Nous avons rejoint nos familles respectives et chacun est rentré chez soi. Je portais ma petite sœur, elle sa fille, les deux pères, quant à eux portaient leurs fils respectifs. Nous avons marché ainsi côte à côte en silence jusqu’à la maison, faisant bien attention à ne pas tomber. On se souhaita une bonne nuit, sachant que l’on se revoyait le midi même pour un repas de fête. Nous avions fêté Noël chez nous, la nouvelle année, ça sera chez eux. Je vous avais dit, justement, que nous n’avions aucun contact avec le reste de notre famille. C’est vrai pour mon père qui garde un contact exclusivement par courrier. Pour ma mère, c’était encore plus simple, aucun contact depuis qu’elle s’était mariée. Sauf que, depuis que nous avons le téléphone à la maison, notre nom est apparu dans l’annuaire des PTT et sa sœur l’a appelée pour se réconcilier toutes les deux. C’est la raison pour laquelle mes parents étaient partis un week-end, pendant les vacances de la Toussaint. Et, en ce premier janvier, ma tante nous a appelés de nouveau pour nous souhaiter une très bonne année. C’était la première fois que je lui parlais et je trouvais qu’elle avait une voix très agréable. Elle fut ravie d’apprendre que je me destinais à faire le même métier qu’elle, maitresse des écoles. Elle souhaitait bien sûr me rencontrer, vu qu’elle avait déjà revu sa sœur et son mari, ainsi que les deux petits. Je proposais un des week-ends au cours des vacances de Février. Nous ne sommes pas rester très longtemps au téléphone car nous étions attendus chez nos voisins et amis. C’est moi qui y suis allée la première avec les enfants, pour qu’ils jouent tous ensemble. Cela permettait à mes parents un peu de calme pour se préparer. Et pour moi, cela me donnait un peu de temps à passer près de Mireille. Elle était évidemment déjà dans sa cuisine, finissant la préparation du repas.

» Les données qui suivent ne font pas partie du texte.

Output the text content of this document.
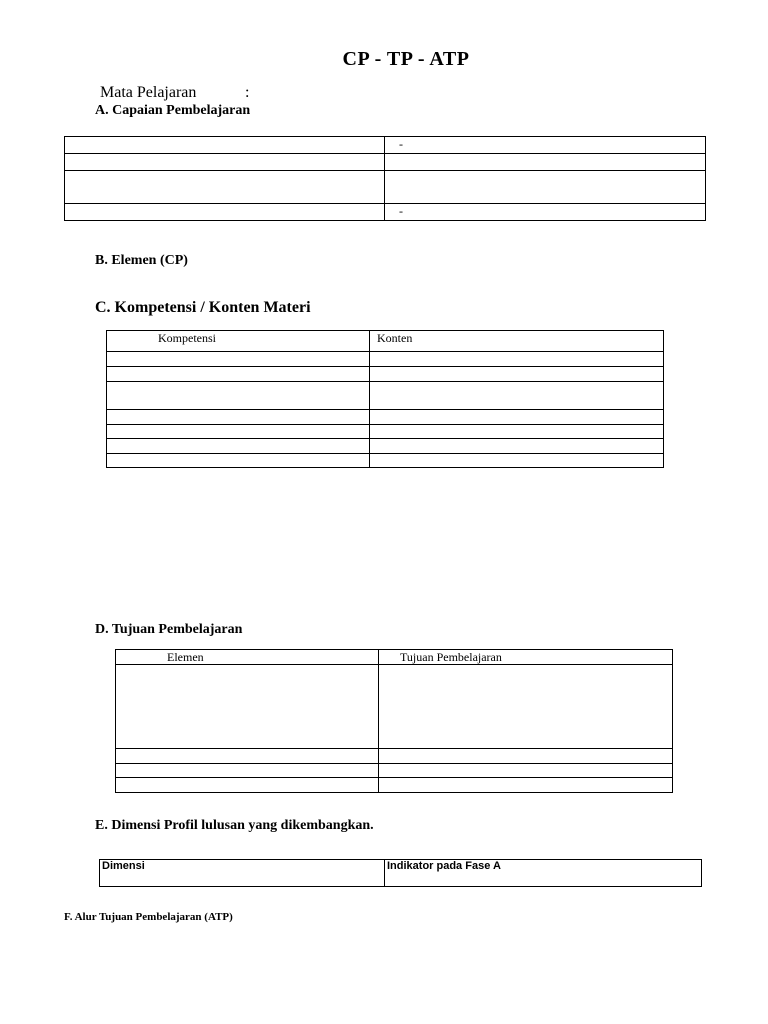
CP - TP - ATP
Mata Pelajaran	:
A. Capaian Pembelajaran
	-

	-
B. Elemen (CP)
C. Kompetensi / Konten Materi
Kompetensi	Konten

D. Tujuan Pembelajaran
Elemen	Tujuan Pembelajaran

E. Dimensi Profil lulusan yang dikembangkan.
Dimensi	Indikator pada Fase A
F. Alur Tujuan Pembelajaran (ATP)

Elle ôta son tablier pour aller aux toilettes et je remarquais qu’elle portait une très jolie robe, ouverte presque jusqu’à la taille. Ce n’est que lorsqu’elle est revenue que j’ai pu apercevoir la peau nue au-dessus de ses bas. Tandis qu’elle avait les mains occupées, je glissais une main bien indiscrète dans l’ouverture, atteignant immédiatement le dessus des bas. Je la sentis frissonner mais elle ne refusa pas la caresse. Juste, elle me prévenait si elle devait bouger mais je reprenais ma caresse dès qu’elle était de nouveau près de moi, et disponible. Germain était parti à la boulangerie pour chercher le pain et son retour mit un terme à cette petite incartade. Mis à part le dessert qu’elle avait acheté, Mireille avait préparé l’intégralité des plats qui ont été présentés sur la table. C’était un vrai cordon bleu. Le repas fut très convivial même si un sujet unique occupait l’esprit des deux hommes. Leurs entreprises respectives avaient été rachetées par une autre, beaucoup plus grosse, et certains se demandaient si tous les ouvriers seraient repris, aux mêmes conditions de salaire et d’avantages sociaux. Germain, on ne sait pas comment, avait réussi à connaître le nom du repreneur. Ce n’était autre que Mr Nourry, que j’avais déjà rencontré deux fois. Je laissais les grands avec leurs problèmes et j’allais jouer avec les enfants. Le lendemain, c’était retour en bus pour le collège. J’avais hâte de revoir mon amie Lalie.